Die Berufung des Klägers gegen das Urteil des Sozialgerichts Aachen vom 25.01.2006 wird zurückgewiesen. Außergerichtliche Kosten sind auch im Berufungsverfahren nicht zu erstatten. Die Revision wird zugelassen.
Tatbestand:
Die Beteiligten streiten um Insolvenzgeld (Insg).
Der am 00.00.1957 geborene Kläger war bei der Firma P GmbH in B (Arbeitgeber) beschäftigt. Mit Beschluss des Amtsgerichts (AG) Aachen vom 01.08.2002 (Az. 19 IN 760/02) wurde das Insolvenzverfahren über das Vermögen des Arbeitgebers eröffnet. Wegen offener Arbeitsentgeltansprüche bezogen der Kläger sowie weitere 27 Mitarbeiter des Arbeitgebers Insg für die Zeit vom 01.05. bis 31.07.2002 (Aufwendungen der Bekalgten insgesamt 168.947,80 EUR). Nachdem ein Insolvenzplan (vom 30.05.2003 in der Fassung vom 30.06.2003) in Kraft getreten war, hob das AG mit Beschluss vom 16.07.2003 das Verfahren gem. § 258 Abs. 1 der Insolvenzordnung (InsO) auf. Der Kläger war durchgehend weiter beschäftigt, das Arbeitsverhältnis wurde nicht beendet.
Da die Verpflichtungen aus dem Insolvenzplan nicht mehr eingehalten werden konnten, wurde am 03.03.2005 nochmals die Eröffnung des Insolvenzverfahrens beantragt. Mit Beschluss vom 02.05.2005 (Az. 91 IN 26/05) eröffnete das AG erneut das Insolvenzverfahren über das Vermögen des Arbeitgebers.
Unter Hinweis auf diesen Beschluss beantragte der Kläger am 12.05.2005 auch erneut Insg wegen offener Entgeltansprüche für die Zeit vom 01.02.2005 bis 01.05.2005.

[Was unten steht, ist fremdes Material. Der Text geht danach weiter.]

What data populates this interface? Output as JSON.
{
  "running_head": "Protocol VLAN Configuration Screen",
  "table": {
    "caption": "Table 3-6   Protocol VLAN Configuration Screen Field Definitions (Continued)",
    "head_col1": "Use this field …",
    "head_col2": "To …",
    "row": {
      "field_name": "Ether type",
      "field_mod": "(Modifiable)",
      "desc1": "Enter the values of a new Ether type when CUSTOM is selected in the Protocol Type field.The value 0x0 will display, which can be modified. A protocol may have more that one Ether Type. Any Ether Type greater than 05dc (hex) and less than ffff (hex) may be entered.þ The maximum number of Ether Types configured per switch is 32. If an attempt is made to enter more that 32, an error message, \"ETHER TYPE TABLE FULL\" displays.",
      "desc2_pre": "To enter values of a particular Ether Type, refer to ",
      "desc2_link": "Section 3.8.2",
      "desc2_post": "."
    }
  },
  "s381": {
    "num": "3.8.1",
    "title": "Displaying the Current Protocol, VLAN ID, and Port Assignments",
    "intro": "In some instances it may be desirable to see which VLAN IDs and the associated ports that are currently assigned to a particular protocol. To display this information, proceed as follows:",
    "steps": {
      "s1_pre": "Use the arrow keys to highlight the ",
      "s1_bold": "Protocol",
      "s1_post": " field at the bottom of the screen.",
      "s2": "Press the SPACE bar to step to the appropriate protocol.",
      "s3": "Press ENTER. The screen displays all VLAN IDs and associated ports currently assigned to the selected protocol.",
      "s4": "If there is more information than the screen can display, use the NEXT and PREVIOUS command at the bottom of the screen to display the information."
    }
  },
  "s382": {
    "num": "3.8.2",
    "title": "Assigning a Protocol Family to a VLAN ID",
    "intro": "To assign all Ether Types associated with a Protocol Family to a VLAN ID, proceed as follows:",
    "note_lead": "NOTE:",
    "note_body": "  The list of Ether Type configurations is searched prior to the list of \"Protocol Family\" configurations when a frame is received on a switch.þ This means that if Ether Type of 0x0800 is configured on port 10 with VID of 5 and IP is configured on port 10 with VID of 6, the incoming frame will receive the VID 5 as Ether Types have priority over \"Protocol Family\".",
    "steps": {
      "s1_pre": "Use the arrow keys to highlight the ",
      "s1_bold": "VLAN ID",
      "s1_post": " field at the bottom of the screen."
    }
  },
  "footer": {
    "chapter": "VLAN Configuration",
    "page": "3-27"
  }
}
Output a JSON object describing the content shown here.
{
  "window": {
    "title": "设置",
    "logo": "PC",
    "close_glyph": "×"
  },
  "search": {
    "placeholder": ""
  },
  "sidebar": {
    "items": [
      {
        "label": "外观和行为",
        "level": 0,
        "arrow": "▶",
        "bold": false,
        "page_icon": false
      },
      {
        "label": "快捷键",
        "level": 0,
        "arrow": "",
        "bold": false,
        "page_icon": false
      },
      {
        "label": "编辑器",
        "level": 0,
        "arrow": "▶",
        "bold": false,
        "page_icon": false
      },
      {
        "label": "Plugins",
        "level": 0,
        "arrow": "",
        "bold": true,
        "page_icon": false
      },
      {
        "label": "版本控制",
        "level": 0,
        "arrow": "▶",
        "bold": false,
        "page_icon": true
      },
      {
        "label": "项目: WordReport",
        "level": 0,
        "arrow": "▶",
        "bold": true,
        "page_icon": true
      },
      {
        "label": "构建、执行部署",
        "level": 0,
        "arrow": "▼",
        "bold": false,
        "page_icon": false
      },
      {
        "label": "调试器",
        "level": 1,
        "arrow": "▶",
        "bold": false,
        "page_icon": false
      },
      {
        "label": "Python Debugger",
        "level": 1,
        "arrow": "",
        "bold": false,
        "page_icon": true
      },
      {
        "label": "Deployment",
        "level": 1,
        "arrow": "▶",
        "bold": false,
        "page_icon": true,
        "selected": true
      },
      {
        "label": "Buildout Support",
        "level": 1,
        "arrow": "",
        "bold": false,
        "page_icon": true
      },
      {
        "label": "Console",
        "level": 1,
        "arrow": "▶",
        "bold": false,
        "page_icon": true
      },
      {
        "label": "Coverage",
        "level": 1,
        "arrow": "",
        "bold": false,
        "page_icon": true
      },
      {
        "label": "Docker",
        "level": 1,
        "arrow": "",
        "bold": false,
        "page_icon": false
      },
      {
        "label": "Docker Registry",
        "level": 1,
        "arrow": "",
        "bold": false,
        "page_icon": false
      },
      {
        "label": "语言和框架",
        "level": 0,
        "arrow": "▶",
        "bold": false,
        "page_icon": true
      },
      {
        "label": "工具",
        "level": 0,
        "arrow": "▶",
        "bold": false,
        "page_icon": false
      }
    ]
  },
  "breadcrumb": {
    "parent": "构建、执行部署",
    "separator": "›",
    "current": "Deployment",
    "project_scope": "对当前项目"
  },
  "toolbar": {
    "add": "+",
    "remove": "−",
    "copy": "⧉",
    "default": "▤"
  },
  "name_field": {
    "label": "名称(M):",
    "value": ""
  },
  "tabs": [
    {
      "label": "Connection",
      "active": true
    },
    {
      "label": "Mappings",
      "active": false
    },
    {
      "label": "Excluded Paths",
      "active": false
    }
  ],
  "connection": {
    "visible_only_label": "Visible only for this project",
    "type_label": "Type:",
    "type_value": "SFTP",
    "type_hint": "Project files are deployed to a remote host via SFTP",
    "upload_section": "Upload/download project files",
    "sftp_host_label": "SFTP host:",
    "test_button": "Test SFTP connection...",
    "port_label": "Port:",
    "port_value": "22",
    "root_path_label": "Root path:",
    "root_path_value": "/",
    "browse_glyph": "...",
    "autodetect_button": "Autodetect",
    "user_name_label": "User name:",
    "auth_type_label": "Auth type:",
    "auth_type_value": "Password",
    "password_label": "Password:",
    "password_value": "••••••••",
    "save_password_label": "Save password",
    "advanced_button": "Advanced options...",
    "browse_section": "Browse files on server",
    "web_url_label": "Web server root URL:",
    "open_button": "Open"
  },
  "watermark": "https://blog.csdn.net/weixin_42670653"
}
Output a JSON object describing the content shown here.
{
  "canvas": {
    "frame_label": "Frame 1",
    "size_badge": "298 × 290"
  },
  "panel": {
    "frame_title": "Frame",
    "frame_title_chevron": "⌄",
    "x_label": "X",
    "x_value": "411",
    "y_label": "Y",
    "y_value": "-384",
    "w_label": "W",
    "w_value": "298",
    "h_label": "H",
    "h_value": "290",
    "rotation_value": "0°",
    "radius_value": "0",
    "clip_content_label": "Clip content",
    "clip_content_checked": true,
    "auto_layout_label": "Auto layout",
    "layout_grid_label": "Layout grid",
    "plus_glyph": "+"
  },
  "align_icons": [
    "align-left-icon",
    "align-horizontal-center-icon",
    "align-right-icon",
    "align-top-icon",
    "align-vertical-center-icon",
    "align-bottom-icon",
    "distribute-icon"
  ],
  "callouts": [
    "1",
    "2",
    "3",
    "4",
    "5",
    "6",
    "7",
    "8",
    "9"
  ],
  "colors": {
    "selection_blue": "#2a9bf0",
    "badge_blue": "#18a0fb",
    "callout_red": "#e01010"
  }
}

Die Beklagte lehnte den Antrag mit Bescheid vom 24.05.2005 mit der Begründung ab, die erneute Eröffnung des Insolvenzverfahrens sei deswegen kein neues Insolvenzereignis, da der Insolvenzplan nicht erfüllt und somit die Zahlungsfähigkeit des Arbeitgebers nicht wiederhergestellt worden sei. Somit bleibe als Insolvenzereignis allein der Beschluss vom 01.08.2002 maßgeblich. Ein Fall von § 183 Abs. 2 Sozialgesetzbuch – Drittes Buch Arbeitsförderung – (SGB III) liege ebenfalls nicht vor, denn die vorherige Beantragung und Bewilligung von Insg zeigten, dass der Kläger Kenntnis von dem Insolvenzereignis gehabt habe.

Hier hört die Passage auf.